The University of Cambridge is scrapping its state school target for undergraduate admissions.
The university said it would take candidates’ schools into account when selecting students, but that it no longer proposed to have a target for the share of state and private school pupils winning places.
It comes after Cambridge was accused of discriminating against pupils from private schools amid a decline in offer rates at top independent institutions.
Prof Deborah Prentice, who took over as vice-chancellor last summer, has said there is no discrimination against privately educated pupils, but competition is fiercer as more state school pupils have been encouraged to apply.
Cambridge introduced a state school target for the five academic years leading up to 2024-25, with the ambition of increasing the proportion of state-educated undergraduates from 63.4 per cent to 69.1 per cent.

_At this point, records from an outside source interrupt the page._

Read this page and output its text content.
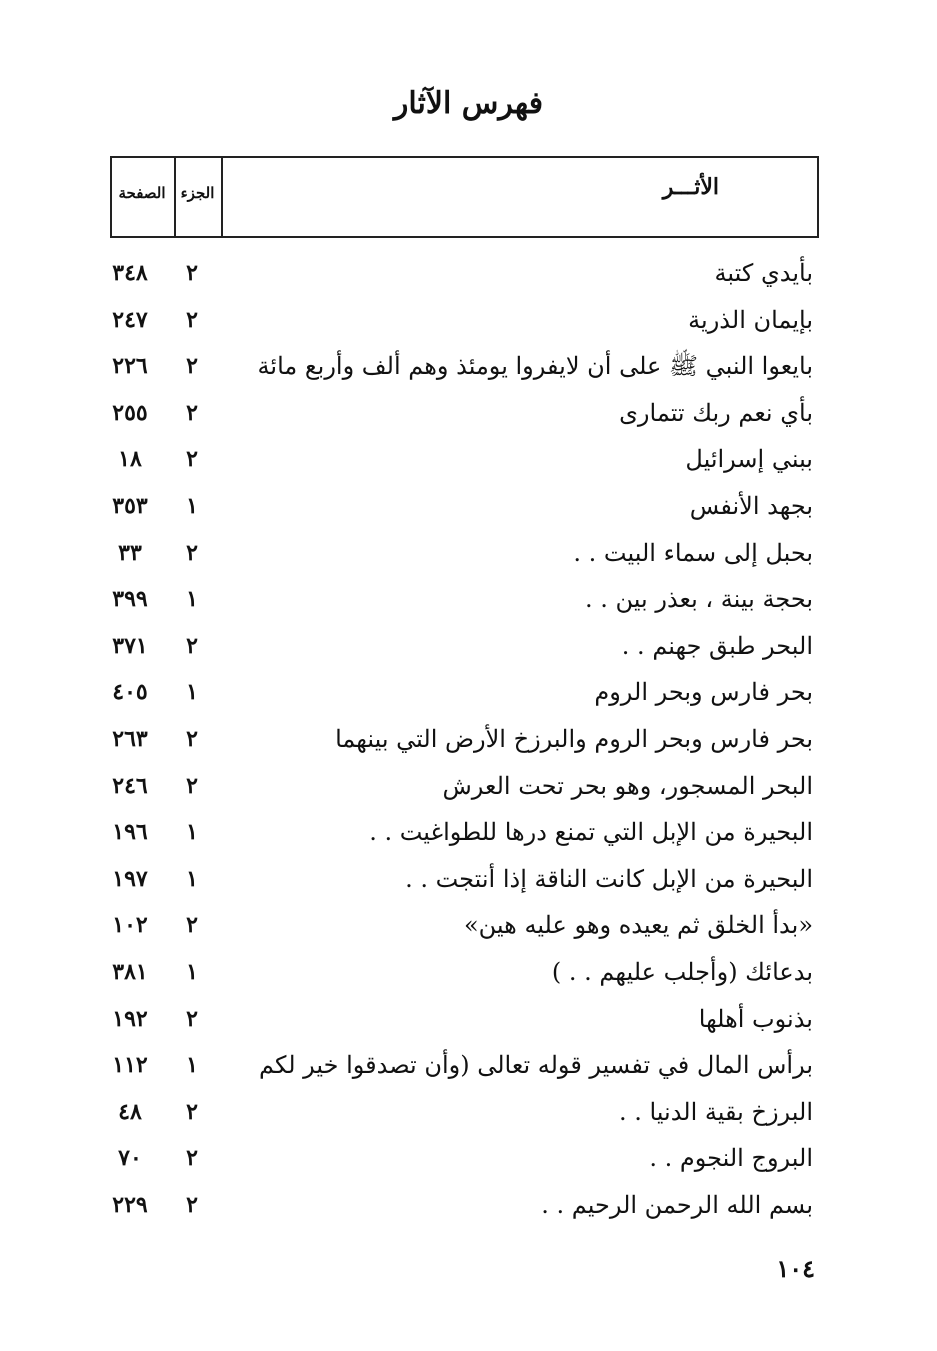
فهرس الآثار
الأثـــر
الجزء
الصفحة
بأيدي كتبة
٢
٣٤٨
بإيمان الذرية
٢
٢٤٧
بايعوا النبي ﷺ على أن لايفروا يومئذ وهم ألف وأربع مائة
٢
٢٢٦
بأي نعم ربك تتمارى
٢
٢٥٥
ببني إسرائيل
٢
١٨
بجهد الأنفس
١
٣٥٣
بحبل إلى سماء البيت . .
٢
٣٣
بحجة بينة ، بعذر بين . .
١
٣٩٩
البحر طبق جهنم . .
٢
٣٧١
بحر فارس وبحر الروم
١
٤٠٥
بحر فارس وبحر الروم والبرزخ الأرض التي بينهما
٢
٢٦٣
البحر المسجور، وهو بحر تحت العرش
٢
٢٤٦
البحيرة من الإبل التي تمنع درها للطواغيت . .
١
١٩٦
البحيرة من الإبل كانت الناقة إذا أنتجت . .
١
١٩٧
«بدأ الخلق ثم يعيده وهو عليه هين»
٢
١٠٢
بدعائك (وأجلب عليهم . . )
١
٣٨١
بذنوب أهلها
٢
١٩٢
برأس المال في تفسير قوله تعالى (وأن تصدقوا خير لكم
١
١١٢
البرزخ بقية الدنيا . .
٢
٤٨
البروج النجوم . .
٢
٧٠
بسم الله الرحمن الرحيم . .
٢
٢٢٩
١٠٤
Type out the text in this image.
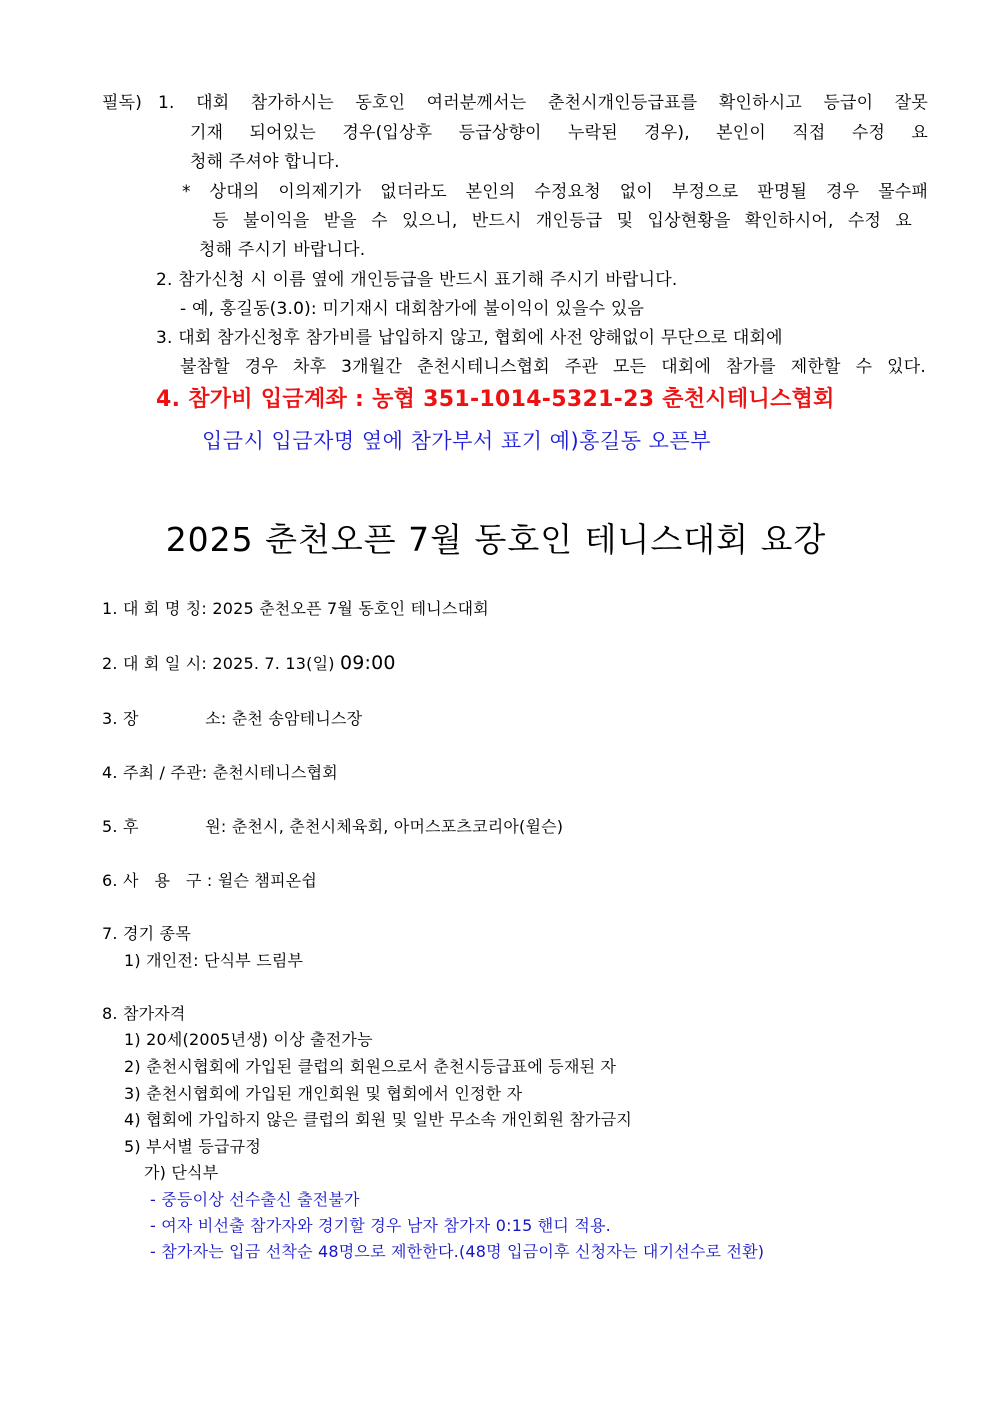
필독) 1. 대회 참가하시는 동호인 여러분께서는 춘천시개인등급표를 확인하시고 등급이 잘못
기재 되어있는 경우(입상후 등급상향이 누락된 경우), 본인이 직접 수정 요
청해 주셔야 합니다.
* 상대의 이의제기가 없더라도 본인의 수정요청 없이 부정으로 판명될 경우 몰수패
등 불이익을 받을 수 있으니, 반드시 개인등급 및 입상현황을 확인하시어, 수정 요
청해 주시기 바랍니다.
2. 참가신청 시 이름 옆에 개인등급을 반드시 표기해 주시기 바랍니다.
- 예, 홍길동(3.0): 미기재시 대회참가에 불이익이 있을수 있음
3. 대회 참가신청후 참가비를 납입하지 않고, 협회에 사전 양해없이 무단으로 대회에
불참할 경우 차후 3개월간 춘천시테니스협회 주관 모든 대회에 참가를 제한할 수 있다.
4. 참가비 입금계좌 : 농협 351-1014-5321-23 춘천시테니스협회
입금시 입금자명 옆에 참가부서 표기 예)홍길동 오픈부
2025 춘천오픈 7월 동호인 테니스대회 요강
1. 대 회 명 칭: 2025 춘천오픈 7월 동호인 테니스대회
2. 대 회 일 시: 2025. 7. 13(일) 09:00
3. 장	소: 춘천 송암테니스장
4. 주최 / 주관: 춘천시테니스협회
5. 후	원: 춘천시, 춘천시체육회, 아머스포츠코리아(윌슨)
6. 사   용   구 : 윌슨 챔피온쉽
7. 경기 종목
1) 개인전: 단식부 드림부
8. 참가자격
1) 20세(2005년생) 이상 출전가능
2) 춘천시협회에 가입된 클럽의 회원으로서 춘천시등급표에 등재된 자
3) 춘천시협회에 가입된 개인회원 및 협회에서 인정한 자
4) 협회에 가입하지 않은 클럽의 회원 및 일반 무소속 개인회원 참가금지
5) 부서별 등급규정
가) 단식부
- 중등이상 선수출신 출전불가
- 여자 비선출 참가자와 경기할 경우 남자 참가자 0:15 핸디 적용.
- 참가자는 입금 선착순 48명으로 제한한다.(48명 입금이후 신청자는 대기선수로 전환)
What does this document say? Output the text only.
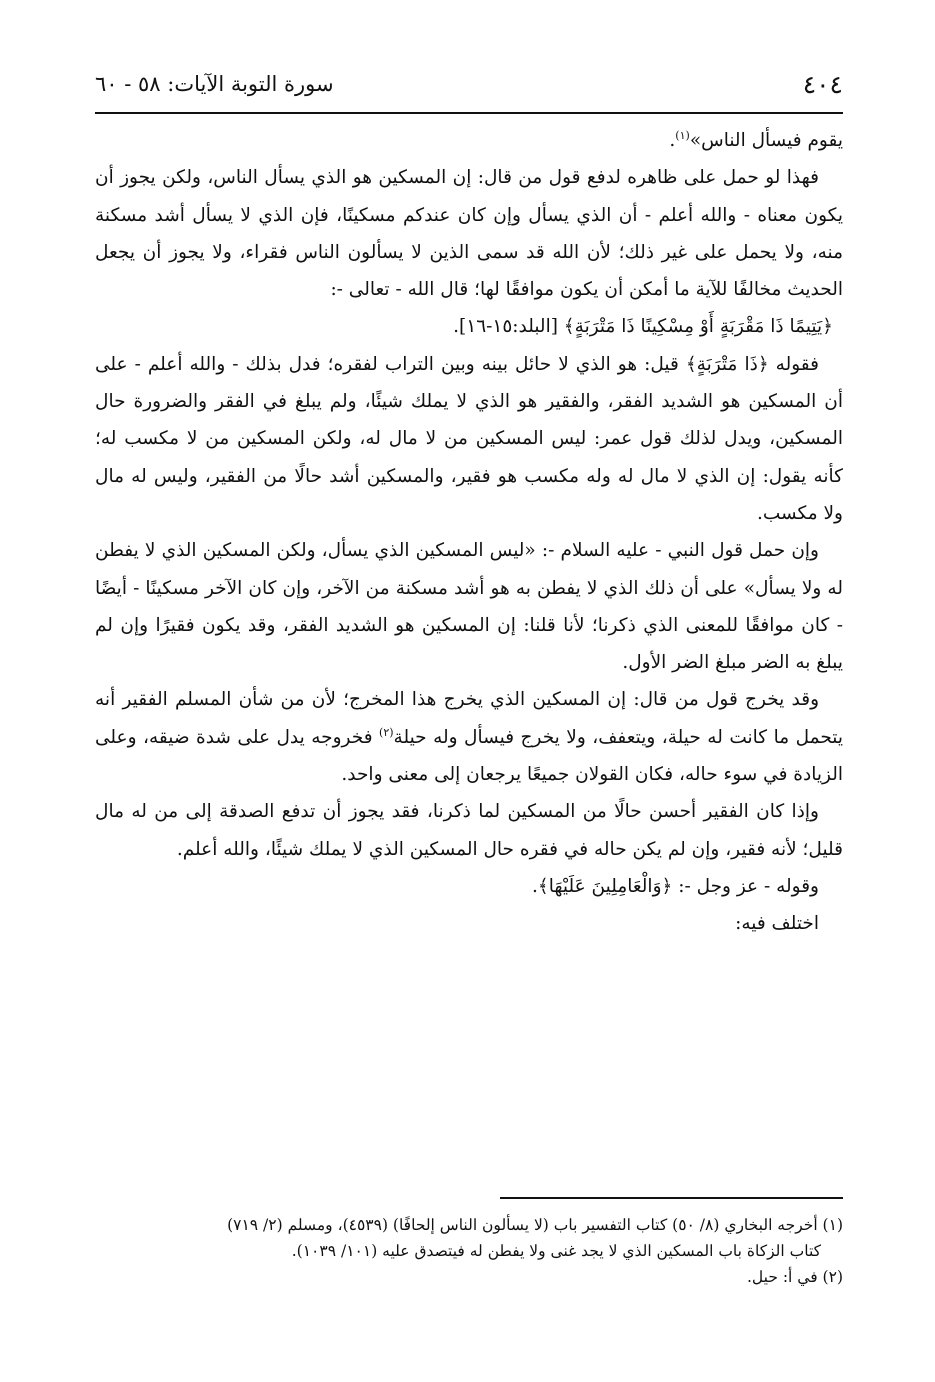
٤٠٤
سورة التوبة الآيات: ٥٨ - ٦٠

يقوم فيسأل الناس»$^{(١)}$.

فهذا لو حمل على ظاهره لدفع قول من قال: إن المسكين هو الذي يسأل الناس، ولكن يجوز أن يكون معناه - والله أعلم - أن الذي يسأل وإن كان عندكم مسكينًا، فإن الذي لا يسأل أشد مسكنة منه، ولا يحمل على غير ذلك؛ لأن الله قد سمى الذين لا يسألون الناس فقراء، ولا يجوز أن يجعل الحديث مخالفًا للآية ما أمكن أن يكون موافقًا لها؛ قال الله - تعالى -:

﴿يَتِيمًا ذَا مَقْرَبَةٍ أَوْ مِسْكِينًا ذَا مَتْرَبَةٍ﴾ [البلد:١٥-١٦].

فقوله ﴿ذَا مَتْرَبَةٍ﴾ قيل: هو الذي لا حائل بينه وبين التراب لفقره؛ فدل بذلك - والله أعلم - على أن المسكين هو الشديد الفقر، والفقير هو الذي لا يملك شيئًا، ولم يبلغ في الفقر والضرورة حال المسكين، ويدل لذلك قول عمر: ليس المسكين من لا مال له، ولكن المسكين من لا مكسب له؛ كأنه يقول: إن الذي لا مال له وله مكسب هو فقير، والمسكين أشد حالًا من الفقير، وليس له مال ولا مكسب.

وإن حمل قول النبي - عليه السلام -: «ليس المسكين الذي يسأل، ولكن المسكين الذي لا يفطن له ولا يسأل» على أن ذلك الذي لا يفطن به هو أشد مسكنة من الآخر، وإن كان الآخر مسكينًا - أيضًا - كان موافقًا للمعنى الذي ذكرنا؛ لأنا قلنا: إن المسكين هو الشديد الفقر، وقد يكون فقيرًا وإن لم يبلغ به الضر مبلغ الضر الأول.

وقد يخرج قول من قال: إن المسكين الذي يخرج هذا المخرج؛ لأن من شأن المسلم الفقير أنه يتحمل ما كانت له حيلة، ويتعفف، ولا يخرج فيسأل وله حيلة$^{(٢)}$ فخروجه يدل على شدة ضيقه، وعلى الزيادة في سوء حاله، فكان القولان جميعًا يرجعان إلى معنى واحد.

وإذا كان الفقير أحسن حالًا من المسكين لما ذكرنا، فقد يجوز أن تدفع الصدقة إلى من له مال قليل؛ لأنه فقير، وإن لم يكن حاله في فقره حال المسكين الذي لا يملك شيئًا، والله أعلم.

وقوله - عز وجل -: ﴿وَالْعَامِلِينَ عَلَيْهَا﴾.

اختلف فيه:

(١) أخرجه البخاري (٨/ ٥٠) كتاب التفسير باب (لا يسألون الناس إلحافًا) (٤٥٣٩)، ومسلم (٢/ ٧١٩)

كتاب الزكاة باب المسكين الذي لا يجد غنى ولا يفطن له فيتصدق عليه (١٠١/ ١٠٣٩).

(٢) في أ: حيل.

The university has beaten its target, with the proportion of new students from state schools increasing to 72.9 per cent in 2022-23, compared with 68.1 per cent at Oxford, which has not published a state school target.
All colleges at Cambridge were told they had a “shared responsibility” for meeting the target.
David Abulafia, a professor emeritus of Mediterranean history at Cambridge, who previously claimed that “unjust decisions” were excluding “better-qualified candidates from independent schools”, said he supported plans to scrap the target.
The Office for Students, which regulates university access plans, has previously warned universities against focusing on school type.
John Blake, the director for fair access and participation at the regulator, said that university targets on admissions “ought to be genuinely useful guides to the actual challenges being dealt with”, such as “targets around care-experienced students, or those from the poorest households”.
He said: “Given that over 90 per cent of pupils attend state schools, such a measure alone may provide neither a useful guide nor meaningful accountability for the work a university is committed to.”
Cambridge’s next access plan, which is being drawn up for the years 2025-26 to 2028-29, will focus on how to increase the number of students from deprived socio-economic backgrounds, underrepresented regions of the country, and underrepresented ethnicities, according to Varsity, the university’s student newspaper.
A spokesman for the University of Cambridge said: “We will continue to take into account an applicant’s schooling, particularly if they come from a school which has not seen many applications to Cambridge. Other socio-economic factors will also be considered in the application process to indicate disadvantage of opportunity, as occurs at present.”
They added: “Consideration of an applicant’s school type in isolation is not a factor that the Office for Students would expect to see as a specific target in the access and participation plan, however.”